Zeitschrift für Versicherungswesen
Das klingt machbar, aber warum tun sich Versicherer so schwer, diese Chancen zu nutzen?

Markus Warg
Versicherer agieren langfristig und in einem hochregulierten Umfeld. Da ist es aus Gründen wie Datenschutz, Informationssicherheit, Compliance etc. schwierig, mal eben was gemeinsam hinzustellen. Zudem ist die Luft für gemeinsame Explorationen wie Coopetition in den Projektportfolios traditionell dünn. Und auch die Brancheninitiativen, die über das Abstimmen von technischen Normen hinausgehen, sind rar gesät.

Zeitschrift für Versicherungswesen
Wie kann Coopetition bei Versicherern dann doch gelingen?

Markus Warg
Mit kleinen Schritten, die Vertrauen und die Chance für „mehr“ aufbauen. Konkret sind das Anwendungsfälle (Use Cases), die ohne großen Aufwand, insbesondere in der IT, schnell Nutzen entfalten. Die Anwendung kann beispielsweise via Link erfolgen, den der Versicherer erhält und ihn über die Webseite seinen Kunden zur Verfügung stellt.

Zeitschrift für Versicherungswesen
Aber wie kann man mit einem Link alle regulatorischen Anforderungen lösen?

Markus Warg
Nun wird es doch etwas technisch. Indem der Link zu einer kleinen Plattform führt und diese wiederum für jeden Versicherer auf einer eigenen technischen Umgebung, einer sogenannten Instanz, steht. Auf diese Weise kommen die Services zu den Daten der Versicherer oder Endkunden und nicht umgekehrt.

Zeitschrift für Versicherungswesen
Haben Sie ein Beispiel aus der Praxis?

Markus Warg
Ja, onpier. Die B2B2C Plattform ist als Coopetitionsansatz von Versicherern für Versicherer gegründet.
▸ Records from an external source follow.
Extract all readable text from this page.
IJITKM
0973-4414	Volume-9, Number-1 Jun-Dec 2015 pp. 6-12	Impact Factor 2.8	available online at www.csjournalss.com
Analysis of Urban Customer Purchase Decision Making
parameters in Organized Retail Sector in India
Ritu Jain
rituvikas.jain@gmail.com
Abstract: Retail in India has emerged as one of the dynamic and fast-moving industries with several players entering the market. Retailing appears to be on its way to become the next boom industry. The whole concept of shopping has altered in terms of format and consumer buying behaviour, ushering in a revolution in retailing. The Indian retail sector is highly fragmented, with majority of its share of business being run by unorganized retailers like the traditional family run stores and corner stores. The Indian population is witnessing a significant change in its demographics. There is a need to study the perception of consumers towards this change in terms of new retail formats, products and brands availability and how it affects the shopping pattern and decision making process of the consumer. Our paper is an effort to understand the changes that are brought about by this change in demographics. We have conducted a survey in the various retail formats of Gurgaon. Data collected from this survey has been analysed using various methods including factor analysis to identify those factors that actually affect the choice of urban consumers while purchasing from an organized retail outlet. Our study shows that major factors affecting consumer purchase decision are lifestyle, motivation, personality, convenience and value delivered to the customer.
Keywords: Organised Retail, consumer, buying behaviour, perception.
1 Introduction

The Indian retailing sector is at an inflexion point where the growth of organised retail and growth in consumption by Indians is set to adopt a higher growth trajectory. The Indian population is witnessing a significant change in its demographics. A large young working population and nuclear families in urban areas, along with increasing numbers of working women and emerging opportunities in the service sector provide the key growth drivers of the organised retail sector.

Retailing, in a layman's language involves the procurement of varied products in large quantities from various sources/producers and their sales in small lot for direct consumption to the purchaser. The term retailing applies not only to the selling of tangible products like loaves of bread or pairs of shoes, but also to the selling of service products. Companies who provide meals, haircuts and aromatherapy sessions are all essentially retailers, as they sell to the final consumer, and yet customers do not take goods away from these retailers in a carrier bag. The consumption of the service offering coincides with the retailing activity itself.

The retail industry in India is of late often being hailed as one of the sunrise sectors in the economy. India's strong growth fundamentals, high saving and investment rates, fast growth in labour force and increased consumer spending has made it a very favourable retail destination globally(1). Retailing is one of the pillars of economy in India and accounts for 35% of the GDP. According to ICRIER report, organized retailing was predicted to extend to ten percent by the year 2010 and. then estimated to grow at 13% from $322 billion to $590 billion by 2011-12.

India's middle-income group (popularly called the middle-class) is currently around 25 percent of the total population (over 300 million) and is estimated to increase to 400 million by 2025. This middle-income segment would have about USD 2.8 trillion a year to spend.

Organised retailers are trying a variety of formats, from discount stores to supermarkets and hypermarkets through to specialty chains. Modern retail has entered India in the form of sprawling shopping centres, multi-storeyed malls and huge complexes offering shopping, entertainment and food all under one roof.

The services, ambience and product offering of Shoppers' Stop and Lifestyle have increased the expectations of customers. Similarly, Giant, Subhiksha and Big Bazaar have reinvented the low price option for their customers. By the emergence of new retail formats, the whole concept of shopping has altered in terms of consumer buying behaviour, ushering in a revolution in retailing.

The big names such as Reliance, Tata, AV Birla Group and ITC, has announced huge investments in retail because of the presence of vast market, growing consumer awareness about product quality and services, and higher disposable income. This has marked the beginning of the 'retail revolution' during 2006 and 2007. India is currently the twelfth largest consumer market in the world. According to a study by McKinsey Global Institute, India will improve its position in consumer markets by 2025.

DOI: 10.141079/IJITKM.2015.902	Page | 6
Die digitale Fahrzeugzulassung ist so ein Use Case, der mittlerweile von ca. zehn Versicherern bereits genutzt wird. Er wird per Link zur Verfügung gestellt. Die darunterliegende kleine Plattform ist architektonisch so konzipiert, dass sie mit weiteren Use Cases schrittweise mitwachsen kann.

Zeitschrift für Versicherungswesen
Herr Warg, haben sie wieder einen abschließenden Tipp für Versicherer? Quasi „one for the road“?

Markus Warg
Gerne. Mein Tipp ist es, die offenen Brancheninitiativen wie FRIDA beim Datenaustausch, SDA SE bei der Plattformentwicklung oder onpier bei Mehrwertservices einfach mal zu testen.